Eric Gray (Toby Jones) and Emmett Kurzfeld (John Goodman), of MI6 and the CIA respectively, have the same question for their rogue agent Lorraine Broughton (Theron). The purpose of their interrogation: to the bottom of a mission to Germany that went FUBAR in the Berlin Wall’s final days.
The convoluted plot flashes back to ten days earlier, beginning with the desperate murder of an American spy. What ensues is some John LeCarre-style double-dealing involving the unconventional spook John Perceval (James McEvoy, kicking it), a mild-mannered German spy (Eddie Marsan) who is willing to trade a McGuffin of a list of secret agents to come in from the cold, and the sizzling French agent Delphine Lasalle (Sofia Boutella), who looks hot on a motorcycle.
ATOMIC BLONDE ★★★1/2
At the top of her star power, Theron performs cardio-intensive stunts with an admirable sang-froid. Apparently she’s on the Stoli-on-the-rocks diet, which explains how she remains so thin. In a fight sequence set in a deserted Berlin apartment, her character battles a team of Polizei with nothing more than a bright yellow hose—clocking, choking and lassoing her attackers into submission. She then uses the length to leap a few stories out the window— voila!—with her garter belt still in place.
For repeated breathless sequences involving hand-to-hand combat, assassination attempts, and a wicked climactic car chase, shout out to Director Leitch. He was Brad Pitt’s stunt double in Mr. and Mrs. Smith and knows his way around choreographing action. Although I watched a portion of the R-rated violence through my sweater’s weave.
What keeps Theron’s blonde from appearing too brittle is the dynamic McEvoy.

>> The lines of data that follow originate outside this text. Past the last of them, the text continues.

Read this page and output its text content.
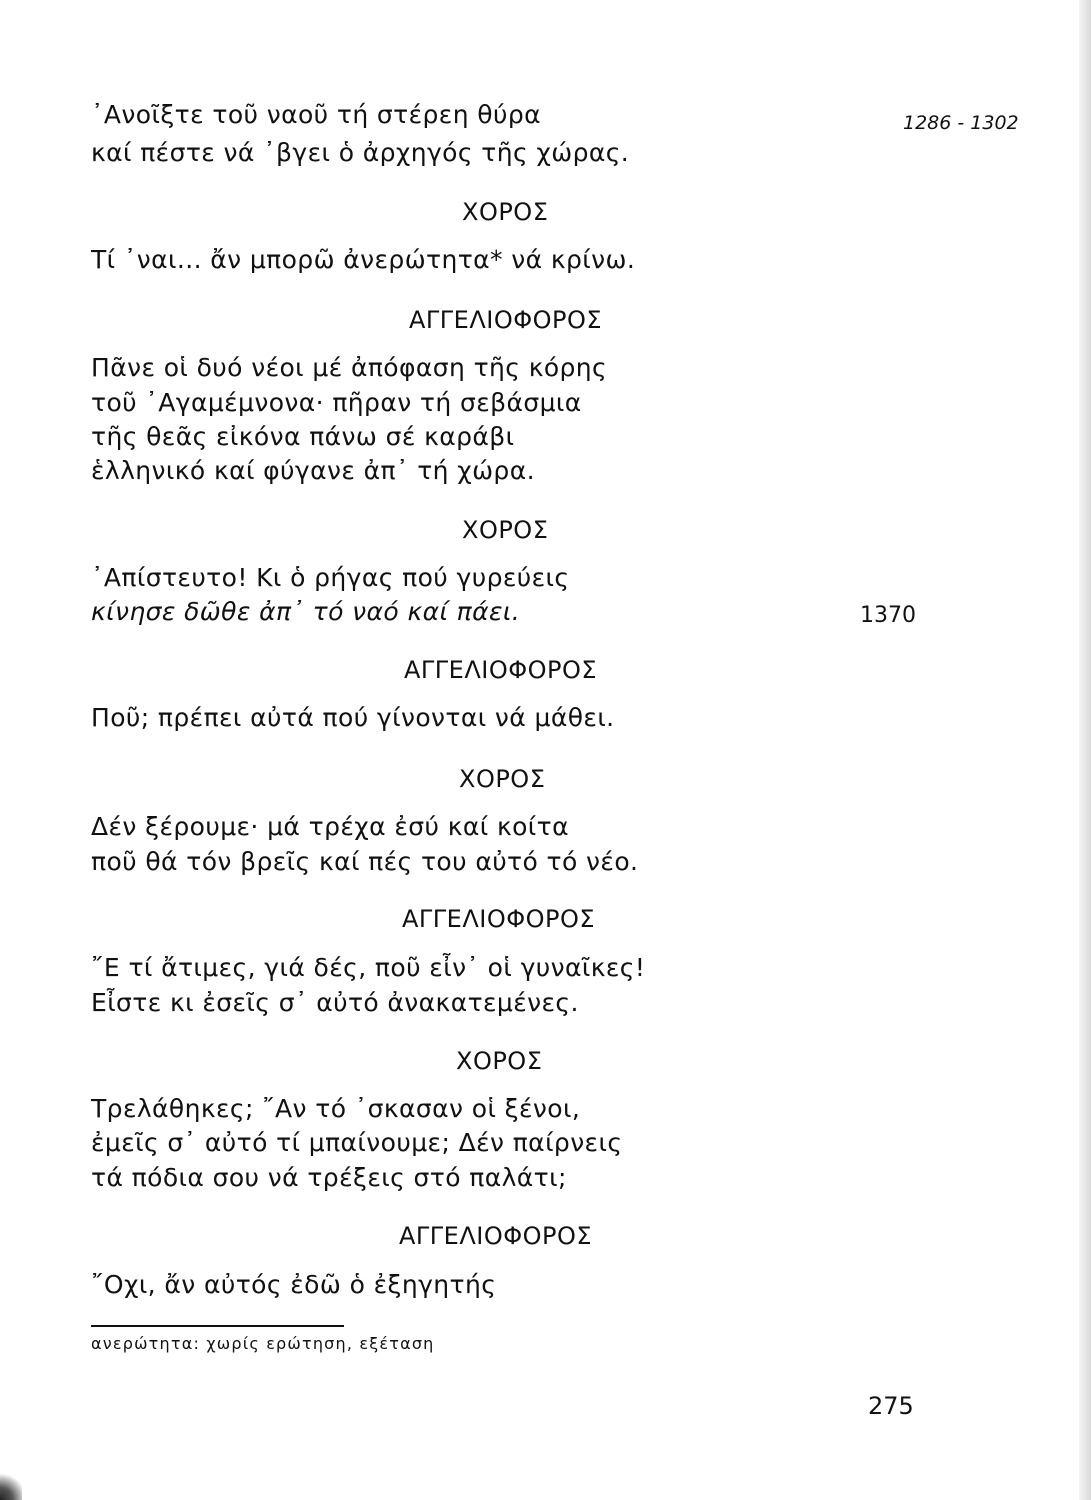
1286 - 1302
᾿Ανοῖξτε τοῦ ναοῦ τή στέρεη θύρα
καί πέστε νά ᾿βγει ὁ ἀρχηγός τῆς χώρας.
ΧΟΡΟΣ
Τί ᾿ναι... ἄν μπορῶ ἀνερώτητα* νά κρίνω.
ΑΓΓΕΛΙΟΦΟΡΟΣ
Πᾶνε οἱ δυό νέοι μέ ἀπόφαση τῆς κόρης
τοῦ ᾿Αγαμέμνονα· πῆραν τή σεβάσμια
τῆς θεᾶς εἰκόνα πάνω σέ καράβι
ἑλληνικό καί φύγανε ἀπ᾿ τή χώρα.
ΧΟΡΟΣ
᾿Απίστευτο! Κι ὁ ρήγας πού γυρεύεις
κίνησε δῶθε ἀπ᾿ τό ναό καί πάει.	1370
ΑΓΓΕΛΙΟΦΟΡΟΣ
Ποῦ; πρέπει αὐτά πού γίνονται νά μάθει.
ΧΟΡΟΣ
Δέν ξέρουμε· μά τρέχα ἐσύ καί κοίτα
ποῦ θά τόν βρεῖς καί πές του αὐτό τό νέο.
ΑΓΓΕΛΙΟΦΟΡΟΣ
῎Ε τί ἄτιμες, γιά δές, ποῦ εἶν᾿ οἱ γυναῖκες!
Εἶστε κι ἐσεῖς σ᾿ αὐτό ἀνακατεμένες.
ΧΟΡΟΣ
Τρελάθηκες; ῎Αν τό ᾿σκασαν οἱ ξένοι,
ἐμεῖς σ᾿ αὐτό τί μπαίνουμε; Δέν παίρνεις
τά πόδια σου νά τρέξεις στό παλάτι;
ΑΓΓΕΛΙΟΦΟΡΟΣ
῎Οχι, ἄν αὐτός ἐδῶ ὁ ἐξηγητής
ανερώτητα: χωρίς ερώτηση, εξέταση
275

The Scottish actor oozes charm, bounding athletically through his scenes with a cat-ate-the-canary grin a smart riposte. (He’s an actor who seemingly can’t be bad. Exhibit A: M. Night Shyamalan’s schlocky Split.) He also has a talent for playing the foil for actresses who may take themselves too seriously, a danger for Theron.
Loving Berlin like I do, the backdrop of the once-divided German capitol freshens up the visuals; these aren’t the overfamiliar streets of Toronto standing in for Manhattan. And the playlist—from Depeche Mode’s “Personal Jesus” to Queen’s “Killer Queen” to Blondie’s “Atomic”—has me shopping the soundtrack. What can be said about the smoking girl-on-girl action between Lorraine and Delphine? We’ll leave that for you to decide, but if there’s any doubt that Theron’s franchise has legs as long as those of its star, the final coda suggests that, to quote Arnold Schwarzenegger, “I’ll be back.”